I write this page to record my study about numerical calculation of derivative, gradient, hessian matrix and jacobian matrix. Hope you find this helpful.

1 Load python library

import numpy as np

2 Derivative

Derivative of function \(f\) at \(a\) is defined as:

\[\begin{equation} f^{\prime}(a)=\lim _{h \rightarrow 0} \frac{f(a+h)-f(a)}{h} \tag{2.1} \end{equation}\]

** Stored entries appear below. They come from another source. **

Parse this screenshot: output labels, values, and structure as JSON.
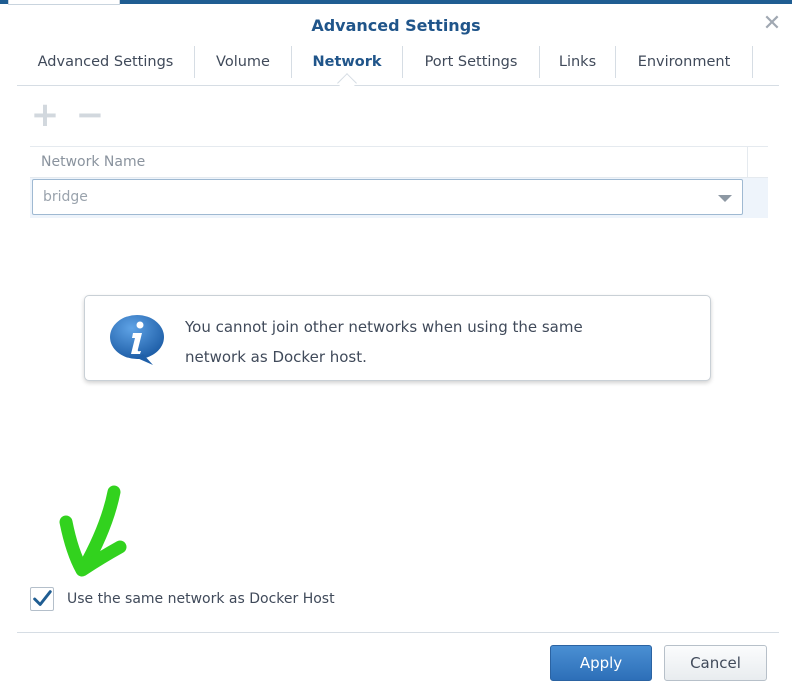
{
  "window": {
    "title": "Advanced Settings"
  },
  "tabs": [
    {
      "label": "Advanced Settings"
    },
    {
      "label": "Volume"
    },
    {
      "label": "Network"
    },
    {
      "label": "Port Settings"
    },
    {
      "label": "Links"
    },
    {
      "label": "Environment"
    }
  ],
  "active_tab": "Network",
  "toolbar": {
    "add_label": "+",
    "remove_label": "−"
  },
  "grid": {
    "header": "Network Name",
    "selected_network": "bridge"
  },
  "info": {
    "message_line1": "You cannot join other networks when using the same",
    "message_line2": "network as Docker host."
  },
  "checkbox": {
    "label": "Use the same network as Docker Host",
    "checked": true
  },
  "buttons": {
    "apply": "Apply",
    "cancel": "Cancel"
  },
  "colors": {
    "accent": "#20558a",
    "apply_bg": "#2d6fb8",
    "annotation_arrow": "#32d21e",
    "checkmark": "#1f5d92"
  }
}
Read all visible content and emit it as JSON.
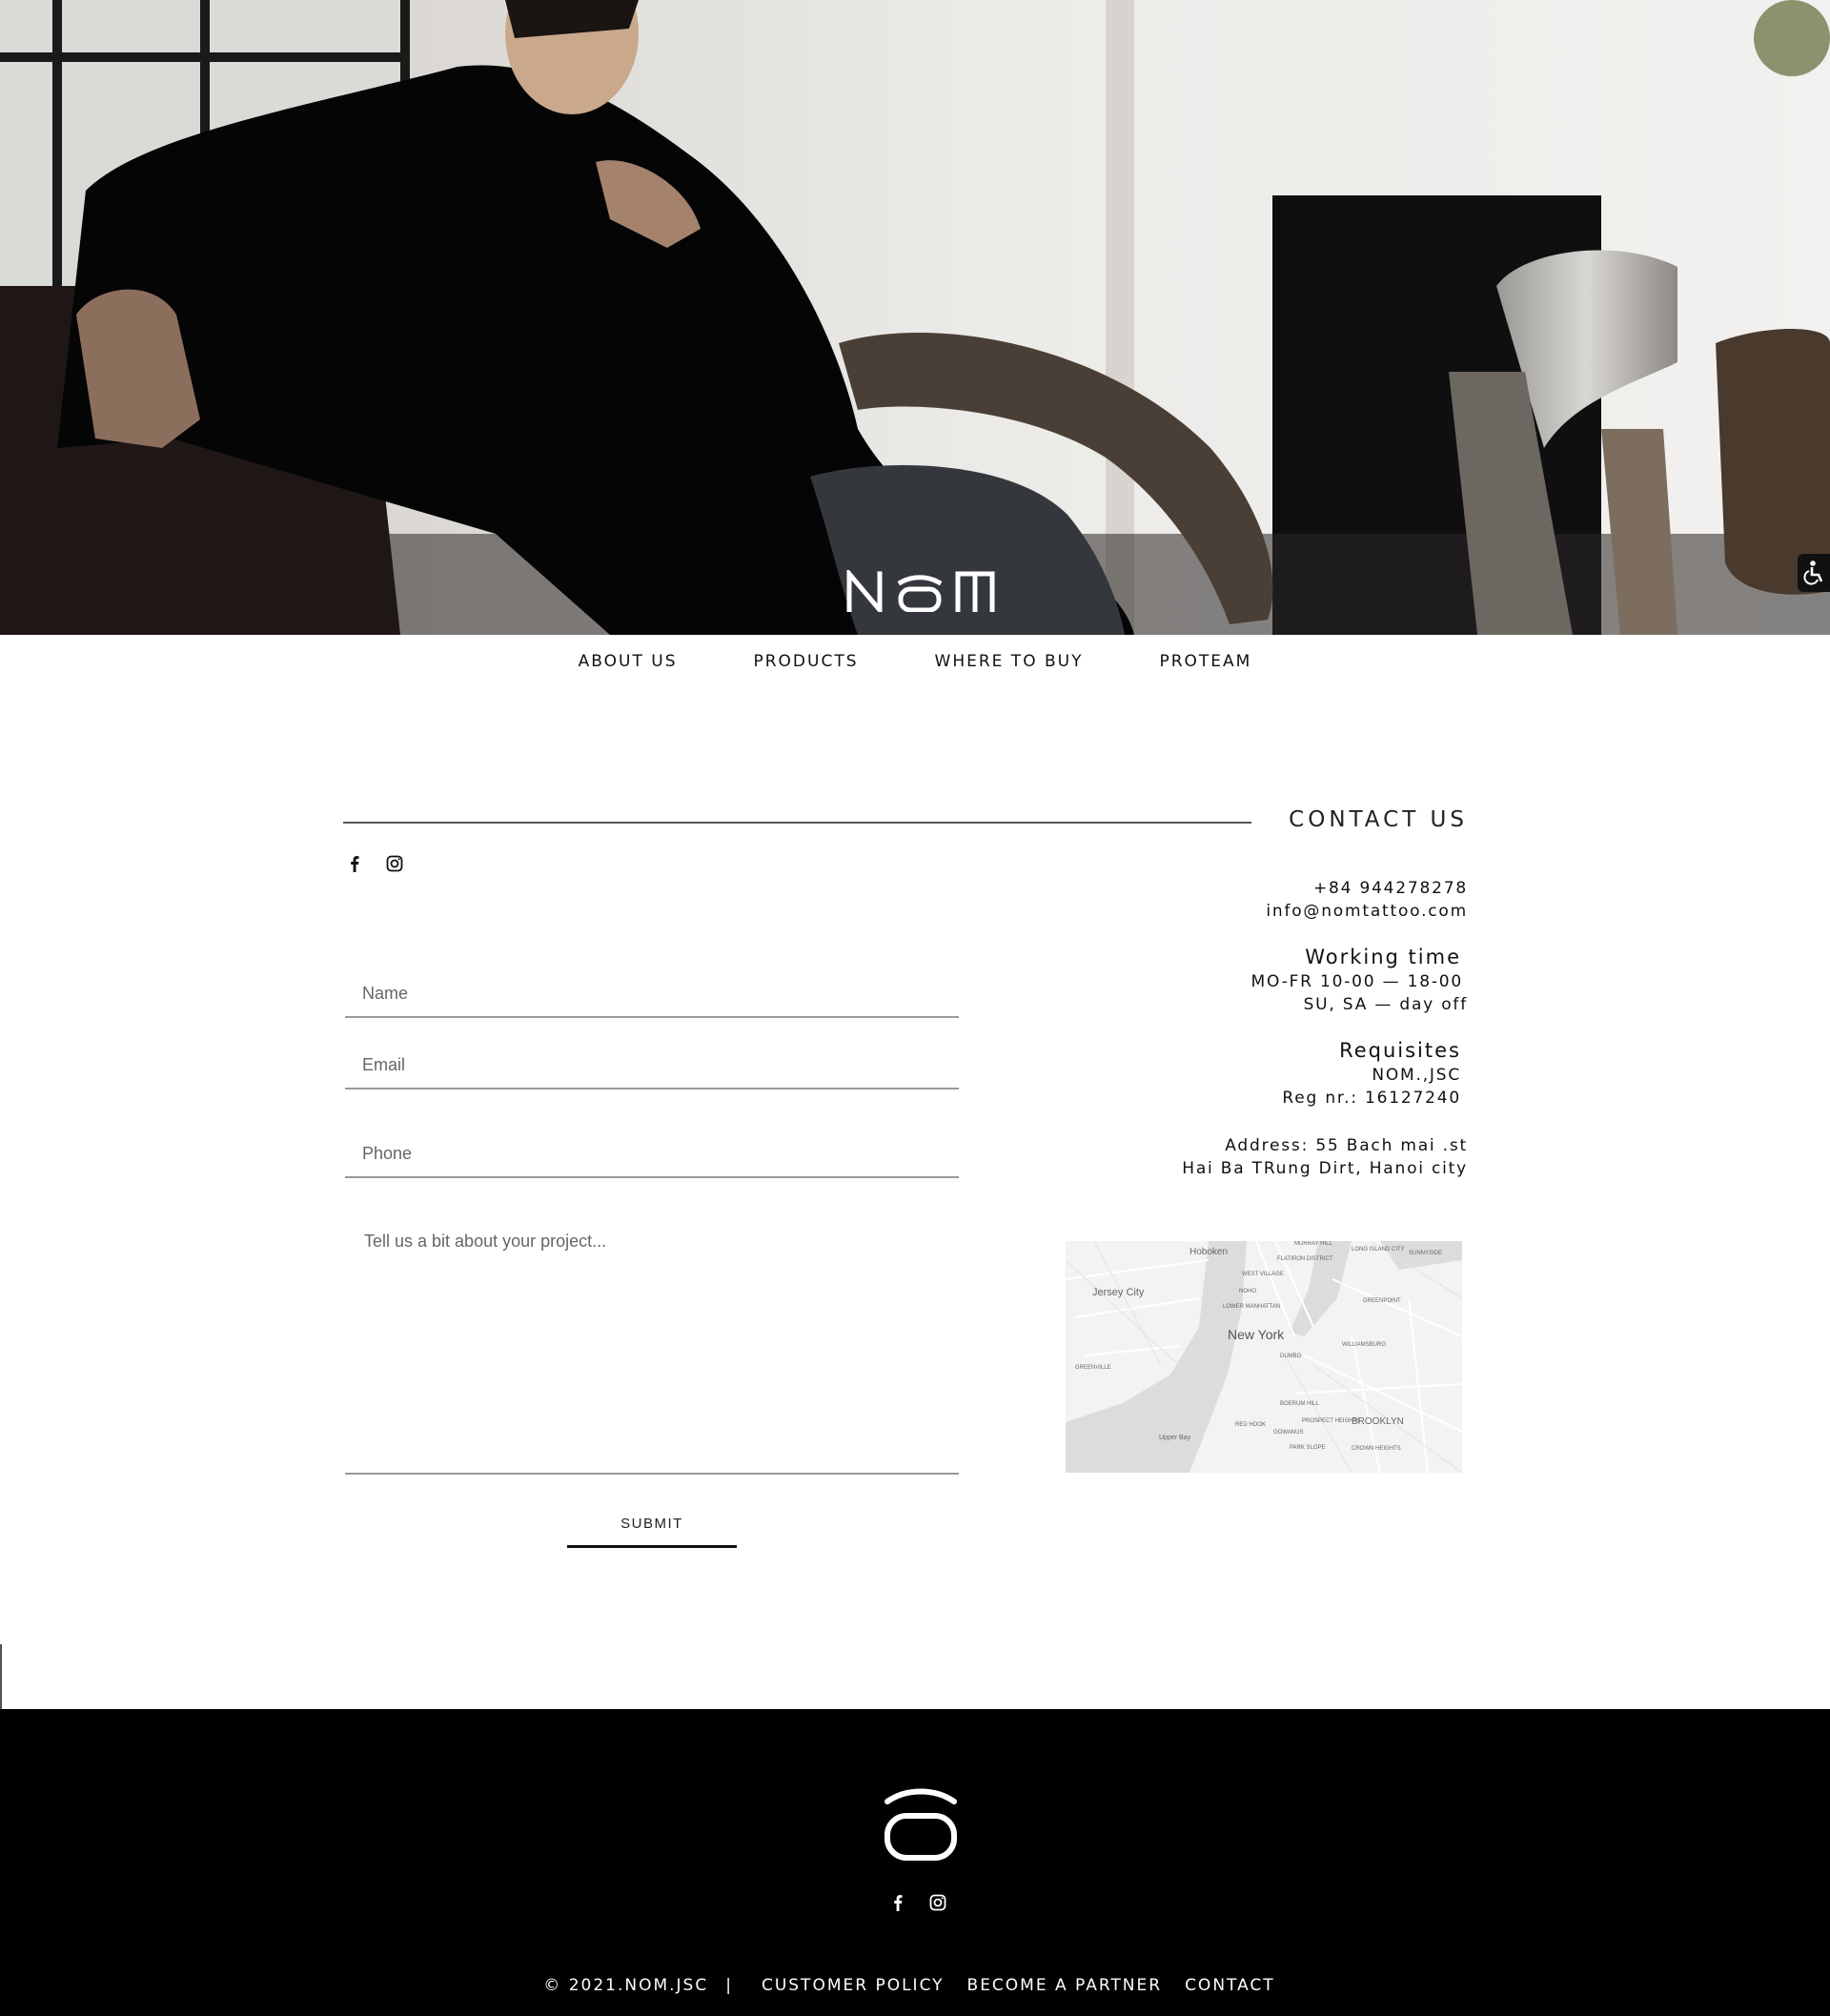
{
  "brand": {
    "logo_text": "NoM"
  },
  "nav": {
    "items": [
      {
        "label": "ABOUT US"
      },
      {
        "label": "PRODUCTS"
      },
      {
        "label": "WHERE TO BUY"
      },
      {
        "label": "PROTEAM"
      }
    ]
  },
  "contact": {
    "title": "CONTACT US",
    "phone": "+84 944278278",
    "email": "info@nomtattoo.com",
    "working_time_title": "Working time",
    "working_weekdays": "MO-FR  10-00 — 18-00",
    "working_weekend": "SU, SA — day off",
    "requisites_title": "Requisites",
    "company": "NOM.,JSC",
    "reg_number": "Reg nr.: 16127240",
    "address_line1": "Address: 55 Bach mai .st",
    "address_line2": "Hai Ba TRung Dirt, Hanoi city"
  },
  "form": {
    "name_placeholder": "Name",
    "email_placeholder": "Email",
    "phone_placeholder": "Phone",
    "message_placeholder": "Tell us a bit about your project...",
    "submit_label": "SUBMIT"
  },
  "map": {
    "labels": [
      "Hoboken",
      "Jersey City",
      "New York",
      "BROOKLYN",
      "Upper Bay",
      "NOHO",
      "WILLIAMSBURG",
      "GREENPOINT",
      "DUMBO",
      "RED HOOK",
      "PARK SLOPE",
      "GREENVILLE",
      "LONG ISLAND CITY",
      "SUNNYSIDE",
      "MURRAY HILL",
      "FLATIRON DISTRICT",
      "WEST VILLAGE",
      "LOWER MANHATTAN",
      "CROWN HEIGHTS",
      "BOERUM HILL",
      "GOWANUS",
      "PROSPECT HEIGHTS"
    ]
  },
  "footer": {
    "copyright": "© 2021.NOM.JSC",
    "separator": "|",
    "links": [
      {
        "label": "CUSTOMER POLICY"
      },
      {
        "label": "BECOME A PARTNER"
      },
      {
        "label": "CONTACT"
      }
    ]
  },
  "icons": {
    "facebook": "facebook-icon",
    "instagram": "instagram-icon",
    "accessibility": "accessibility-icon"
  },
  "colors": {
    "footer_bg": "#000000",
    "text": "#111111",
    "rule": "#999999"
  }
}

Finite difference is often used as an approximation of the derivative. Symetric derivative of function \(f\) at point \(a\) is defined as:

\[\begin{equation} f^{\prime}(a)=\lim _{h \rightarrow 0} \frac{f(a+h)-f(a-h)}{2 h} \tag{2.2} \end{equation}\]

It is easy to find out why such approximation(2.2) is appropriate. Taylor series of function \(f(x+h)\) at point \(x\) is defined as:

\[\begin{equation} f(x+h)=f(x)+f^{\prime}(x) h+f^{\prime \prime}(x) \frac{h^{2}}{2}+f^{\prime \prime \prime}(x) \frac{h^{3}}{6}+\cdots \tag{2.3} \end{equation}\]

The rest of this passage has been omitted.